Ten Words for a Broken Society (#1: No Other Gods)

Ten Words for a Broken Society (#1: No Other Gods)

Elite and powerful people have conspired to sever our society and culture from its religious moorings—from God and the transcendent moral framework that flows from his nature and is revealed both in nature and Scripture.

You shall have no other gods before Me.
(Exodus 20:3)

The first commandment is absolutely foundational, utterly basic, to individual and societal flourishing. The truly good life starts with accepting this command as the rule of life. In Israel’s day, the nations were thoroughly committed polytheists. They viewed their own gods as finite and limited in their knowledge and power, and thought that they could manipulate or appease those gods by means of incantations and rituals. In our day, also we are polytheistic. Although we don’t tend to make statues of our gods and bow before them in a literal manner, we do build metaphorical shrines to our gods—gods such as sex, money, power, and the approval of other people.

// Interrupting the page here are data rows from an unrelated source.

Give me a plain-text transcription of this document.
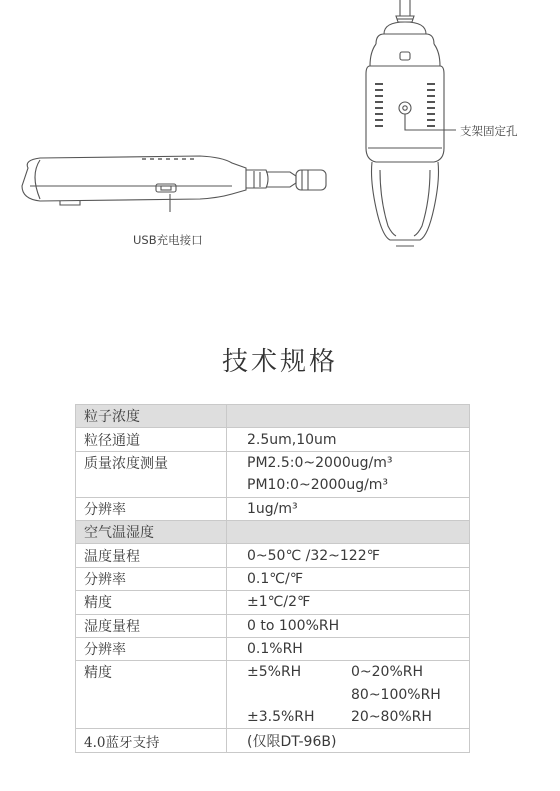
USB充电接口
支架固定孔
技术规格
粒子浓度	
粒径通道	2.5um,10um
质量浓度测量	PM2.5:0~2000ug/m³
	PM10:0~2000ug/m³
分辨率	1ug/m³
空气温湿度	
温度量程	0~50℃ /32~122℉
分辨率	0.1℃/℉
精度	±1℃/2℉
湿度量程	0 to 100%RH
分辨率	0.1%RH
精度	±5%RH 0~20%RH
	80~100%RH
	±3.5%RH 20~80%RH
4.0蓝牙支持	(仅限DT-96B)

How do we identify the “gods” that individuals and even entire communities of people worship? We identify what individuals or communities absolutize or ascribe ultimacy to. Every human being is religious; each of us ascribe ultimacy to something. Further, Scripture teaches that our worship of these gods is done from the “heart.” More than 800 times, Scripture relates religion to the heart and, in Scripture, the heart is the central organizer of our lives. Thus, what or who we worship becomes our life-planner an organizer. Religion begins in the heart but radiates outward into everything we say and do.

This commandment exhorts us to choose decisively for the Lord. This point is repeated throughout the Scriptures. Joshua instructed Israel, “Now therefore, fear the Lord, serve him in sincerity and truth, and put away the gods which your fathers served…” (Josh 24:14). Through Moses, God told Israel, “The Lord our God, the Lord is one! You shall love the Lord your God with all your heart, with all your soul, and with all your strength” (Deut 6:1-9). Likewise, Jesus instructed his disciples to love God more than any other person or thing we are tempted to love (Lk 14:25-33).